A Multiobjective Teaching-Learning Algorithm for Power Losses Reduction in Power Systems

Abstract The reactive power dispatch is one of the most complex problems of power systems and may include the simultaneous optimization of several objective functions, possibly in conflict with each other. Hence, the optimal reactive power dispatch problem becomes a multiobjective optimization problem. Such an optimization problem has a set of possible solutions which represent the best commitment among the objective functions. Novel methods based on meta-heuristics have become a popular choice for solving complex real-world, multiobjective, optimization problems due to their flexibility, generality, and ease of use. The advantages of evolutionary algorithms in terms of the modeling capability and excellent global search characteristics have encouraged their application to the reactive power dispatch problem in power systems.

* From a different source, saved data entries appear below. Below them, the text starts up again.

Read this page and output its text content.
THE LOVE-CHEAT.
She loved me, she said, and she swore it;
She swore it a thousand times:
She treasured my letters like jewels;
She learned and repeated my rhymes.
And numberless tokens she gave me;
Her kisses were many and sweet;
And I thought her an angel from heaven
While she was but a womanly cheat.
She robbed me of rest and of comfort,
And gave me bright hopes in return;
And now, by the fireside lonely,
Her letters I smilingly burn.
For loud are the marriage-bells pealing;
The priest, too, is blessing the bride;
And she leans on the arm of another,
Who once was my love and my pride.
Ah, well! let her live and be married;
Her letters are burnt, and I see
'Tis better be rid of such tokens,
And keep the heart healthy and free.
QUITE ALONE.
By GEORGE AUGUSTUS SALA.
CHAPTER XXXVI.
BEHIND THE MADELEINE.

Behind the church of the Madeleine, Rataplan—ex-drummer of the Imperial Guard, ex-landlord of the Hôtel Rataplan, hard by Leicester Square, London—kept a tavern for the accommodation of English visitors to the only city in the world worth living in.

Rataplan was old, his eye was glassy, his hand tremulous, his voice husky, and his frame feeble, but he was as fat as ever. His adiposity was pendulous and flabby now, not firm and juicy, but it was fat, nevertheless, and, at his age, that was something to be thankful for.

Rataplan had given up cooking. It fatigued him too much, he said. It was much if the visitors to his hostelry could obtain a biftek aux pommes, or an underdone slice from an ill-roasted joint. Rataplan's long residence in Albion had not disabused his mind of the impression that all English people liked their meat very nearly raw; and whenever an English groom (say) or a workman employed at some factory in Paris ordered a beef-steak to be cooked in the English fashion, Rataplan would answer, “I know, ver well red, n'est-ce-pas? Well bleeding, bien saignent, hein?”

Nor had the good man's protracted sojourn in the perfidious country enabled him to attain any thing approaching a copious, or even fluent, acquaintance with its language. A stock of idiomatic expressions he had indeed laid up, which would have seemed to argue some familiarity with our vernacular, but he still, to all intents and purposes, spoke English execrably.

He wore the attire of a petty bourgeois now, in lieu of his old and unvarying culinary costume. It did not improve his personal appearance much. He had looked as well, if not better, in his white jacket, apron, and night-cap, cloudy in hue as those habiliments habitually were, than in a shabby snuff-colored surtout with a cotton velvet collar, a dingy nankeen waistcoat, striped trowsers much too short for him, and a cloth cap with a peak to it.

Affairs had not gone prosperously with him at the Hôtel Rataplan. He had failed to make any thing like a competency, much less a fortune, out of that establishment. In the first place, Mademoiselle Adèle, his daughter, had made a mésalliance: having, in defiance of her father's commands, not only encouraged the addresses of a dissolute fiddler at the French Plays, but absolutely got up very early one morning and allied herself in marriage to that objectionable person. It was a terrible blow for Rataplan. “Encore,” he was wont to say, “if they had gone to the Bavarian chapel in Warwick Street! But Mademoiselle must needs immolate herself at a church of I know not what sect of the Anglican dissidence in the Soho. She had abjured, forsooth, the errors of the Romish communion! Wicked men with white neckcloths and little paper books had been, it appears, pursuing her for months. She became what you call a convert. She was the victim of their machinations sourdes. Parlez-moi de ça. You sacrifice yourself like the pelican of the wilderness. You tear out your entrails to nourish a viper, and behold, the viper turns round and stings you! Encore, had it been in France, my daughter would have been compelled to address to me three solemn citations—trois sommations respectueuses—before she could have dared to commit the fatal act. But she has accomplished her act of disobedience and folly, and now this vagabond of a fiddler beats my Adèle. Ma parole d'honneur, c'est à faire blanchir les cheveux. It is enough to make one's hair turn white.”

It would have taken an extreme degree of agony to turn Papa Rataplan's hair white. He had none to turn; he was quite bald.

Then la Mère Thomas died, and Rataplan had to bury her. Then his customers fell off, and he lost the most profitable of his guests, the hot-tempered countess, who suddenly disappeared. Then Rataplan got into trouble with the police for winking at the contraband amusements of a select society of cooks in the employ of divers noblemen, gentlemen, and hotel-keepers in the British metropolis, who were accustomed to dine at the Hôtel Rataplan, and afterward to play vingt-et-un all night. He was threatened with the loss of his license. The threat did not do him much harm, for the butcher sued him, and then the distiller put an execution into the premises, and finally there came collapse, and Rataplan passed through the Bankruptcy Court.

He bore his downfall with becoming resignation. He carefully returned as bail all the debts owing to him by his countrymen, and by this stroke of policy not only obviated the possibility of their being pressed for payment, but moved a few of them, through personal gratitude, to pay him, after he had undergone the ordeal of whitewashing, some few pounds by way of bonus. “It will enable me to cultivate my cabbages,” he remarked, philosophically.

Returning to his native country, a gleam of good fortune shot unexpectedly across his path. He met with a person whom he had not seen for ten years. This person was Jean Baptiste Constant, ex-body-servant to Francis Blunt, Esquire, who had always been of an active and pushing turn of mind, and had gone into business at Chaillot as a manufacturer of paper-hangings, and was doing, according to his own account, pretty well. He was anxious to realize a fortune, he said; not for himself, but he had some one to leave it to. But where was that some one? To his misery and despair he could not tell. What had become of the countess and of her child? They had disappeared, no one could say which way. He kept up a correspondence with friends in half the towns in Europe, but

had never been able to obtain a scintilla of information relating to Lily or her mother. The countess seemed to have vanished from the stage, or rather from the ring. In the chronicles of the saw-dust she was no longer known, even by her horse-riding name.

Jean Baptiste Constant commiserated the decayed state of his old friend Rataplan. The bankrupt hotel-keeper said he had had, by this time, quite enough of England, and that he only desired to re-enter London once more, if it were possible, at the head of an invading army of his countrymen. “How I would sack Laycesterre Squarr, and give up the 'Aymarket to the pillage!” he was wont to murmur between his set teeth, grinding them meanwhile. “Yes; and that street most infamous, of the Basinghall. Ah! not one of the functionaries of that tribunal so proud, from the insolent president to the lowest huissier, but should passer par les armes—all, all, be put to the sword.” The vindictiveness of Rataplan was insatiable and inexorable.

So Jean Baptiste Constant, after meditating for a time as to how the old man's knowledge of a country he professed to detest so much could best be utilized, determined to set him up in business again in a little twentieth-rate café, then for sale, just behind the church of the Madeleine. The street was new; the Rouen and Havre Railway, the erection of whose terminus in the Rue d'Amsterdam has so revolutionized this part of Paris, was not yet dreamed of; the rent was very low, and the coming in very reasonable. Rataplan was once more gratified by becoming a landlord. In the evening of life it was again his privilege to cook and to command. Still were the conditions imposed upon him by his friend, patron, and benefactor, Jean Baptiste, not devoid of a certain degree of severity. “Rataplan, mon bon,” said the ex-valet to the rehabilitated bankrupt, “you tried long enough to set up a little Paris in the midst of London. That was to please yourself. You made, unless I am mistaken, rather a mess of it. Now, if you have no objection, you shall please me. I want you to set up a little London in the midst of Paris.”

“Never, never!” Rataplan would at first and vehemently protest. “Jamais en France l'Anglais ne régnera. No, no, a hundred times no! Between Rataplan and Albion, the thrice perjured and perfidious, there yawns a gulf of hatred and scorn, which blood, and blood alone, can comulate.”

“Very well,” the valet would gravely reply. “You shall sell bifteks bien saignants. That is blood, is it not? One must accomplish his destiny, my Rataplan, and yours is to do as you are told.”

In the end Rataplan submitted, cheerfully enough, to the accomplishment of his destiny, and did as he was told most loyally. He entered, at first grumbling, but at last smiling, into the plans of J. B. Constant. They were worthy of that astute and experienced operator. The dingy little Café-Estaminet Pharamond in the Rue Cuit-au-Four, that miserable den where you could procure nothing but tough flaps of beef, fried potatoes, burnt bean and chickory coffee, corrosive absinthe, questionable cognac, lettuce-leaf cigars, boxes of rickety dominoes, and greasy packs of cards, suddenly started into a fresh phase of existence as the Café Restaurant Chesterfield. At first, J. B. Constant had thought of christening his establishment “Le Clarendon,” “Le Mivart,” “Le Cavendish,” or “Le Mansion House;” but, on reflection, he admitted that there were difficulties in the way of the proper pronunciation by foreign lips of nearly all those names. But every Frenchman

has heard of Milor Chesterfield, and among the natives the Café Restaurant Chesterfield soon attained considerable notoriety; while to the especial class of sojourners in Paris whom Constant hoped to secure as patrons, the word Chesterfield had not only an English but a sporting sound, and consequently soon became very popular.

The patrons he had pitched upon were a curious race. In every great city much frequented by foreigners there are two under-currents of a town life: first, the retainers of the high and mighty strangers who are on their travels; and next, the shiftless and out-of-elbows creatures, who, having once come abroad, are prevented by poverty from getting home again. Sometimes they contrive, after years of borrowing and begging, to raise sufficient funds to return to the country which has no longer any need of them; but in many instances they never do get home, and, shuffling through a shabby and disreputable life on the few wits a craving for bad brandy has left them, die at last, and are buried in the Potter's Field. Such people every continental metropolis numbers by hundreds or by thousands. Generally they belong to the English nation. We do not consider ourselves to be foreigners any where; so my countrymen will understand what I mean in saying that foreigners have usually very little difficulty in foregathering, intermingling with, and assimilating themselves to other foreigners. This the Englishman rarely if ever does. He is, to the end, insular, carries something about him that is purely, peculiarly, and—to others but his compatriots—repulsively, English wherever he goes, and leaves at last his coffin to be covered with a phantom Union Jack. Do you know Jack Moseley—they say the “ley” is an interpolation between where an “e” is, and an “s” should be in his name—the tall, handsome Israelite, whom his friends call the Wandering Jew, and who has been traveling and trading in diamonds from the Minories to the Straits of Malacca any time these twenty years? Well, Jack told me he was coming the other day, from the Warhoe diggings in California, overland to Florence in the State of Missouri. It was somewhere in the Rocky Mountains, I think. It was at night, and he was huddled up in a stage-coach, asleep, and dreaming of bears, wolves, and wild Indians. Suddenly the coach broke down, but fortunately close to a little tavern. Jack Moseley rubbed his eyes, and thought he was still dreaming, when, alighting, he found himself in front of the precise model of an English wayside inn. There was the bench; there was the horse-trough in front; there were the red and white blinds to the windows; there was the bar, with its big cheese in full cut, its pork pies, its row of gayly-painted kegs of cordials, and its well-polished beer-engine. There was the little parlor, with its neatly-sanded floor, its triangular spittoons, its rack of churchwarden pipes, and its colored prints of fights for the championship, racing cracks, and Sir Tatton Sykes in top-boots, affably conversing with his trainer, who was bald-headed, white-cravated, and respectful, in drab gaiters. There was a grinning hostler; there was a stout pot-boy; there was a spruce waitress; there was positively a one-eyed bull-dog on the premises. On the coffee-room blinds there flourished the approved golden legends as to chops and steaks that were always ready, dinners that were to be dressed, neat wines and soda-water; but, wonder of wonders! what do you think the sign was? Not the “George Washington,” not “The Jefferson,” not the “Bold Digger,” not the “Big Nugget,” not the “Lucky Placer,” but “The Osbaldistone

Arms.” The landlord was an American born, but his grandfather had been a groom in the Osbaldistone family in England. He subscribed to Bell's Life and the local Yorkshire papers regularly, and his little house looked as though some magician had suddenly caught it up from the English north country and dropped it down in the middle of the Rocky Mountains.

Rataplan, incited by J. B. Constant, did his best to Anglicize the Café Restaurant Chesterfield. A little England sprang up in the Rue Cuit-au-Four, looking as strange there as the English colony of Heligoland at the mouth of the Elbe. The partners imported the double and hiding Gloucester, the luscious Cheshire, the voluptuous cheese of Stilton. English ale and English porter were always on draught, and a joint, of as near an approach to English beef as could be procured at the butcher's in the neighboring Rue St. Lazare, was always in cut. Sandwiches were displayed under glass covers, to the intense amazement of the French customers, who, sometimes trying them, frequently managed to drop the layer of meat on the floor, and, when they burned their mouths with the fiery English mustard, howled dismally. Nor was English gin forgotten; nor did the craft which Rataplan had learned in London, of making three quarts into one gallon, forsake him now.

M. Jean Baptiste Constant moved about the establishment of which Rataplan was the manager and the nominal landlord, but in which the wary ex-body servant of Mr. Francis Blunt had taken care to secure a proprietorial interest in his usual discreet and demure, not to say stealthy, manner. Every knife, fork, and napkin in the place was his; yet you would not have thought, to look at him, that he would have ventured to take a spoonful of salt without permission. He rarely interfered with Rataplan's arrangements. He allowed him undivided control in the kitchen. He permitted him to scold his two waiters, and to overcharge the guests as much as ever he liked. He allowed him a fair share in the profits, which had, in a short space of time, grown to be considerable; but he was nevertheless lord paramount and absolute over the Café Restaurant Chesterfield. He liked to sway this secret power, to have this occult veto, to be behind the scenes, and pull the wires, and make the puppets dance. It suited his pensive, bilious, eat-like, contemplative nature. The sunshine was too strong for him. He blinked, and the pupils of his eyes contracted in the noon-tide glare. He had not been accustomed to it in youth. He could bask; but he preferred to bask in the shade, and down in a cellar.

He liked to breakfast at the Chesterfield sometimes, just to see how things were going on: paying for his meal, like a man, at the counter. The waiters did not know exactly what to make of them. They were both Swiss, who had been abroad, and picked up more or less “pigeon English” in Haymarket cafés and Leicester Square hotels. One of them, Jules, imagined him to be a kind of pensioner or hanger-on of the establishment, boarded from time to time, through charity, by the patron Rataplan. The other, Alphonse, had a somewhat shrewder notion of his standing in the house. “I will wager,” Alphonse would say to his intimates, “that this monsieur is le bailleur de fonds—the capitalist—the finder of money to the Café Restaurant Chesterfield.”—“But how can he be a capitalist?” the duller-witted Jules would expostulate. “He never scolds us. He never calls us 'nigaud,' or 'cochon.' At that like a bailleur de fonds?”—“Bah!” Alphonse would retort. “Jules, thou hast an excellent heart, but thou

The teaching learning-based optimization (TLBO) is a population-based optimization algorithm suitable for solving complex problems. TLBO imitates the interaction between a teacher and their students. The global solution search process of this approach consists of two phases: the teacher-phase and the learner-phase. This chapter proposes a multiobjective teaching learning algorithm based on decomposition (MOTLA/D) for solving a reactive power handling problem. In order to assess the effectiveness of the proposed approaches to solve the multiobjective reactive power dispatch problem, the algorithms are tested in three power systems of different complexity: IEEE 14 bus, 30 bus, and 118 bus system. Several studies have been carried out among the algorithms involving fuel cost minimization, power losses reduction, and voltage stability enhancement as objective functions. Furthermore, the proposed method is applied to a simplified Mexican power grid.